El mundo aun no vive el Cristianismo…el Antiguo Testamento y sus leyes: ojo por ojo…la venganza legitima, pronta y efectiva. Esta es la realidad que se extiende en el mundo moderno mientras se predica buscando construir un mundo mejor. ¿Qué significa esta dicotomía ?… ¿A qué responde esta verdad ?…
La libertad humana se ejerce de manera cuestionable cuando desconoce las condiciones mismas que la definen… ¿pero se podrá hablar de libertad en una sociedad que no se ha educado para ser libre, o lo que es peor una sociedad que se educa para la esclavitud? Dificultades de este tipo cuestionan el modelo de moralidad, o la decadencia de la misma dentro de contextos geopolíticos destinados a ser presa de la explotación más absurda. Contradicciones como las que surgen en países que buscan la salud de sus habitantes pero son incapaces de brindarles el aire y agua mínimos. Más aún, de aquellos que contribuyen a la enfermedad y la muerte llevándoles las pestes más aterradoras por la tuberías de agua mal llamada potable… de aquellos países que permiten que el lucro se anteponga al dictado eficaz de políticas alimentarias, desatando así verdaderas epidemias de diabetes, hipertensión, enfermedades respiratorias, cáncer – entre otras-…La libre elección no puede existir cuando se ha cancelado la capacidad de elegir, restringiendo el despliegue del potencial biológico de los individuos. No es posible hablar de una competencia justa en las lides internacionales, sean estas en materia deportiva, científica, artística, etc. Es preciso apuntar la relevancia esencial de la base biológica como plataforma material para desarrollar las funciones superiores del Homo sapiens… dejémonos de hipocresías creyendo que Latinoamérica puede salir del subdesarrollo sin el señalamiento y reparación de estas falencias. Dejemos de ser los eternos admiradores de los logros foráneos, y rescatemos las potencialidades negadas por siglos a nuestra cultura Iberoamericana.

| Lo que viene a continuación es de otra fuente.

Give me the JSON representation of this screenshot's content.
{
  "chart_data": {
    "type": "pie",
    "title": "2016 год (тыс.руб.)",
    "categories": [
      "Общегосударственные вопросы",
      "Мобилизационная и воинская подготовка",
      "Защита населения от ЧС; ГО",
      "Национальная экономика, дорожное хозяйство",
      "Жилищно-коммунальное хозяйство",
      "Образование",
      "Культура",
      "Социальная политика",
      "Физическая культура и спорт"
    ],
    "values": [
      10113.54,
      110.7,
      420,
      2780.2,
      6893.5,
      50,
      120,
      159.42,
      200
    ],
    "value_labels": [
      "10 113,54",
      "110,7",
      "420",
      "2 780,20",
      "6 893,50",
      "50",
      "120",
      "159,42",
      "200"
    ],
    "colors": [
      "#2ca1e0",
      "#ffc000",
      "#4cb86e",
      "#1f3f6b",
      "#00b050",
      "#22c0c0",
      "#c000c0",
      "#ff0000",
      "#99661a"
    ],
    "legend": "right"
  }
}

Para quienes dirigen con sus acciones y omisiones la dinámica social del mundo moderno ¿No es suficiente nacer y morir dentro de la historia para reconocernos como una unidad dentro de nuestra finitud e interdependencia? El misterio del tiempo y de la vida humana no parece convencer a quienes dirigen la gran nave del mundo moderno… ¿Será que el ocultamiento responde a una cosmovisión errada dentro de la que el cientificismo se pretende erigir en una nueva religión?
El régimen de violencia que agita todos los órdenes de la sociedad pareciera ser el lenguaje que mayor prestigio ha ganado…el cine moderno ensalza esta opción justificándola de mil maneras. Argumentos taquilleros plagados de violencia, sexo y toda clase de corrupciones; siendo cuasi escuelas preparatorias para dar el gran salto a la ejecución de los peores crímenes en la realidad inmediata.
Revisar las prioridades de quienes tiene a su cargo la promoción de esta cultura de la muerte es urgente; cuestionando así el lucro de tales empresas cuyo papel seguramente trasciende ese dato inmediato. Es decir, que la difusión masiva de estos modelos de pensar y hacer beneficia de manera directa a sectores humanos específicos, construyendo el caos del cual la crítica a la modernidad da cuenta.